P-021 - Deciphering the mechanisms of molecular reprogramming in plants upon interaction with biotic agents using multi-omics integration, knowledge graph and topological data analysis

Global population is rapidly increasing, representing a major challenge for food supply, exacerbated by climate change and environmental degradation. Most of those depend on agriculture, however plants health is threatened by various stressors. Although how plants respond to each of these individual stresses is well studied, little is known about how they respond to a combination of many of these bio-aggressors occurring together.

To tackle this question, we analyzed the transcriptome response of tomato to six distinct pathogens with our novel integrative approach, HIVE. Then we used TomTom, a knowledge graph which we developed gathering molecular interactions from nine databases, to extract a comprehensive gene regulatory network (GRN) to study how multi-pathogens stress response is coordinated.  By estimating the transcription factor activity, we identified 43 TFs responding either specifically to one bio-aggressor or to multiple ones.
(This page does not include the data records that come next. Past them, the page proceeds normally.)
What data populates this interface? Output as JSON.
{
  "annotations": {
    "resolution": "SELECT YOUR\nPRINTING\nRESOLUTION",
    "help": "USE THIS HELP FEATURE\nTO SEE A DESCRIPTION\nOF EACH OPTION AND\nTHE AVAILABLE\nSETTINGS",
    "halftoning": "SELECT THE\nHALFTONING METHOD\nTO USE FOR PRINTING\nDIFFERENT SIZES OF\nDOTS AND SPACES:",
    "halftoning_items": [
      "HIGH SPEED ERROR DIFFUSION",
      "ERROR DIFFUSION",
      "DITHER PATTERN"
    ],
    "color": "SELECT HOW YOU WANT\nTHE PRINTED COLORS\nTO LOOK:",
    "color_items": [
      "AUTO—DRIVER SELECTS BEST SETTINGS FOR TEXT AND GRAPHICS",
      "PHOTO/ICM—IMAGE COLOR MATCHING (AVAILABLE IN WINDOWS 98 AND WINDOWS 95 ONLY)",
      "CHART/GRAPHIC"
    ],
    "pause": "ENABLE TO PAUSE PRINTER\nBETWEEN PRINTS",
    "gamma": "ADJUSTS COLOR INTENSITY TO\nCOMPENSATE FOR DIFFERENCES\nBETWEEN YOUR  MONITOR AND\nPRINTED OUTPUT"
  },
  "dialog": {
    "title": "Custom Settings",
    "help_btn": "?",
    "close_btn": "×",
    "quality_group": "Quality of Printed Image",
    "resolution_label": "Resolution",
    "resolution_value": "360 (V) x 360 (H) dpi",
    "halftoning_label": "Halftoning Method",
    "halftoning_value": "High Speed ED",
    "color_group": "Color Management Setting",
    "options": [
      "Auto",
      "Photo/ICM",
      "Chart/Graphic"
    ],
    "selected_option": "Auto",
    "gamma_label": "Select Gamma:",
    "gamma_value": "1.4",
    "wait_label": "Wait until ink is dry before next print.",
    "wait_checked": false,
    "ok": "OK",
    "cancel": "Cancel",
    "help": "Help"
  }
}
The analysis of the GRN with a topological data analysis approach, allowed to identify 18 clusters of transcription factors hierarchically organized in four main configurations depending on TF activity and shared targets. Finally, we found four ERF hubs which cooperatively orchestrate the tomato response to multiple pests.

Our tools allowed to study the complex molecular reprogramming in tomato upon interaction with wide-different biotic agents, providing methods scalable to other phyto-pathosystems.